Author Cronin is, as always, on the side of right, and few authors have ever made the right so palatable to so many (total sales of Cronin books in the U.S. alone: 7,000,000 copies). This time, what with tired writing, so lugubrious a hero, and the skimpiest knowledge of newspapers, the right may not be enough.

STRANGERS WHEN WE MEET, by Evan Hunter (375 pp.; Simon & Schuster; $4.50). Nature is easily kept in check by powered lawn mowers in suburban Pinecrest Manor, an hour from Broadway, but human nature creates a thick underbrush of sin and suffering. With the dull Cape Cods, the boring neighbors, the endless trivia of gossip, there is not much to turn to for excitement. Architect Larry Cole, who loves his wife and two youngsters after eight years of faultless married life, turns to Margaret Gault, a beautiful blonde whose husband spends a lot of time in an aircraft factory.

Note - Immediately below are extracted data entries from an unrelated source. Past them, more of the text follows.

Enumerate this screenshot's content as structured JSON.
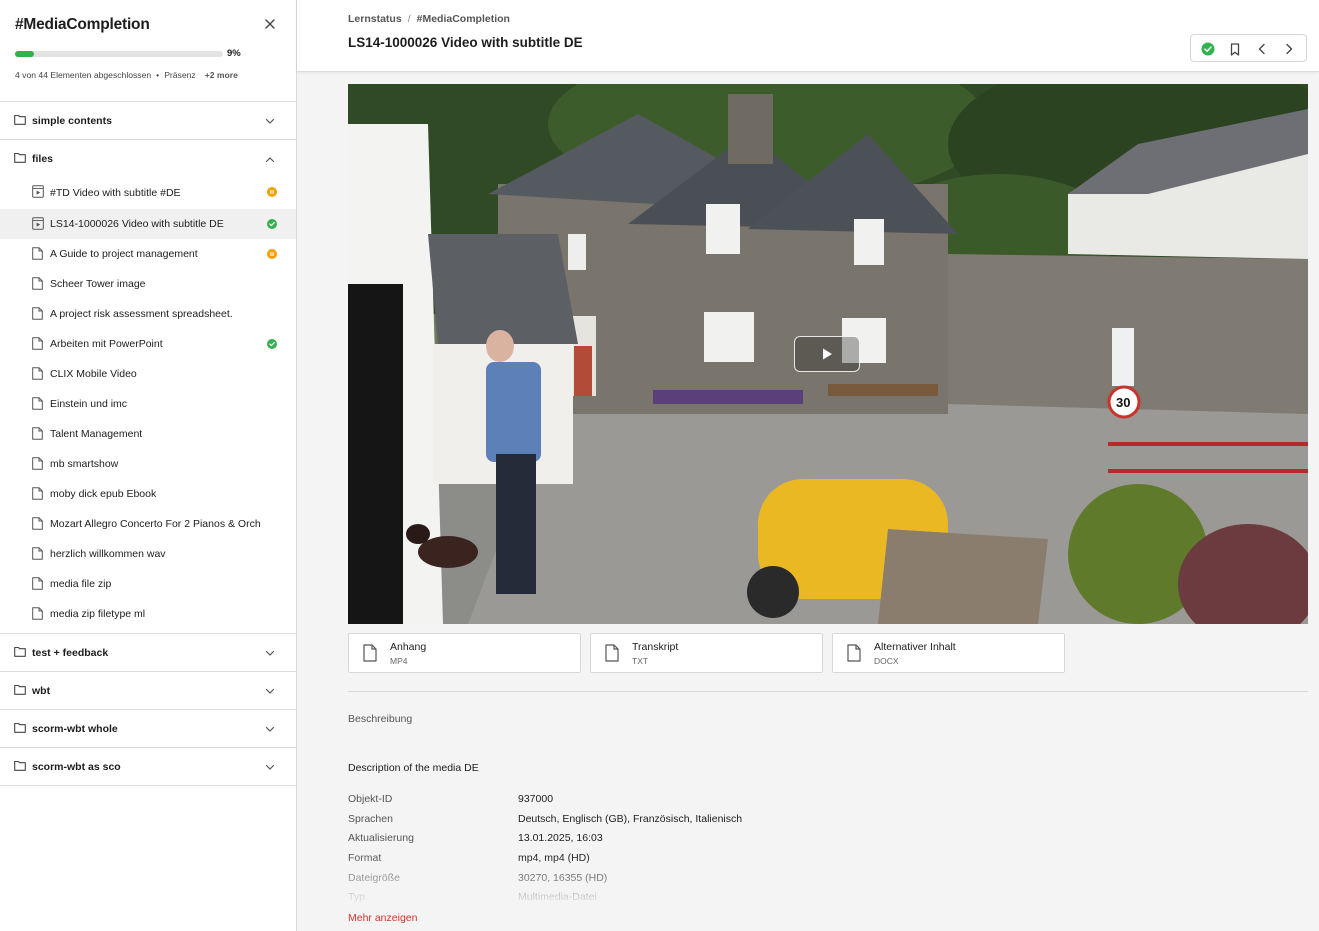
{
  "sidebar": {
    "title": "#MediaCompletion",
    "progress": {
      "percent": 9,
      "label": "9%"
    },
    "meta": {
      "completed": "4 von 44 Elementen abgeschlossen",
      "mode": "Präsenz",
      "more": "+2 more"
    },
    "sections": [
      {
        "label": "simple contents",
        "expanded": false,
        "items": []
      },
      {
        "label": "files",
        "expanded": true,
        "items": [
          {
            "label": "#TD Video with subtitle #DE",
            "icon": "video-file-icon",
            "status": "pending",
            "active": false
          },
          {
            "label": "LS14-1000026 Video with subtitle DE",
            "icon": "video-file-icon",
            "status": "done",
            "active": true
          },
          {
            "label": "A Guide to project management",
            "icon": "document-icon",
            "status": "pending",
            "active": false
          },
          {
            "label": "Scheer Tower image",
            "icon": "document-icon",
            "status": "",
            "active": false
          },
          {
            "label": "A project risk assessment spreadsheet.",
            "icon": "document-icon",
            "status": "",
            "active": false
          },
          {
            "label": "Arbeiten mit PowerPoint",
            "icon": "document-icon",
            "status": "done",
            "active": false
          },
          {
            "label": "CLIX Mobile Video",
            "icon": "document-icon",
            "status": "",
            "active": false
          },
          {
            "label": "Einstein und imc",
            "icon": "document-icon",
            "status": "",
            "active": false
          },
          {
            "label": "Talent Management",
            "icon": "document-icon",
            "status": "",
            "active": false
          },
          {
            "label": "mb smartshow",
            "icon": "document-icon",
            "status": "",
            "active": false
          },
          {
            "label": "moby dick epub Ebook",
            "icon": "document-icon",
            "status": "",
            "active": false
          },
          {
            "label": "Mozart Allegro Concerto For 2 Pianos & Orch",
            "icon": "document-icon",
            "status": "",
            "active": false
          },
          {
            "label": "herzlich willkommen wav",
            "icon": "document-icon",
            "status": "",
            "active": false
          },
          {
            "label": "media file zip",
            "icon": "document-icon",
            "status": "",
            "active": false
          },
          {
            "label": "media zip filetype ml",
            "icon": "document-icon",
            "status": "",
            "active": false
          }
        ]
      },
      {
        "label": "test + feedback",
        "expanded": false,
        "items": []
      },
      {
        "label": "wbt",
        "expanded": false,
        "items": []
      },
      {
        "label": "scorm-wbt whole",
        "expanded": false,
        "items": []
      },
      {
        "label": "scorm-wbt as sco",
        "expanded": false,
        "items": []
      }
    ]
  },
  "header": {
    "breadcrumb": [
      "Lernstatus",
      "#MediaCompletion"
    ],
    "title": "LS14-1000026 Video with subtitle DE",
    "toolbar": [
      "check-circle-icon",
      "bookmark-icon",
      "chevron-left-icon",
      "chevron-right-icon"
    ]
  },
  "attachments": [
    {
      "label": "Anhang",
      "type": "MP4"
    },
    {
      "label": "Transkript",
      "type": "TXT"
    },
    {
      "label": "Alternativer Inhalt",
      "type": "DOCX"
    }
  ],
  "description": {
    "label": "Beschreibung",
    "text": "Description of the media DE"
  },
  "metadata": [
    {
      "key": "Objekt-ID",
      "value": "937000"
    },
    {
      "key": "Sprachen",
      "value": "Deutsch, Englisch (GB), Französisch, Italienisch"
    },
    {
      "key": "Aktualisierung",
      "value": "13.01.2025, 16:03"
    },
    {
      "key": "Format",
      "value": "mp4, mp4 (HD)"
    },
    {
      "key": "Dateigröße",
      "value": "30270, 16355 (HD)"
    },
    {
      "key": "Typ",
      "value": "Multimedia-Datei"
    }
  ],
  "more_label": "Mehr anzeigen",
  "colors": {
    "accent": "#31b24c",
    "pending": "#f2a100",
    "link": "#d4332b"
  }
}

Larry and Margaret weave their deceitful way through the underbrush. A couple of the neighbors guess, but mostly the adulterers play in luck. Larry gives up a fine job to be near Margaret. But when it comes to planning the future, they would like a really full life; they want each other and their married mates as well. Author Evan Hunter suggests that life in suburbia is to blame, mutters vaguely that even success and a happy family are not enough for a man whose inner urges push beyond the humdrum life at the other end of the 5:37.

It took Author Hunter only 17 days as a substitute high school teacher in The Bronx to give him the makings of The Blackboard Jungle (TIME, Oct. 11, 1954), a lurid assault on delinquency in big-city classrooms. His second novel, Second Ending, led him into the sickly undergrowth of drug addiction. In his latest fictional safari, Explorer Hunter's credentials are a bit more solid; he lived in a Long Island suburb for four years. What he still lacks are the credentials of the novelist--shortcomings that not even the theme of adultery can handily overcome.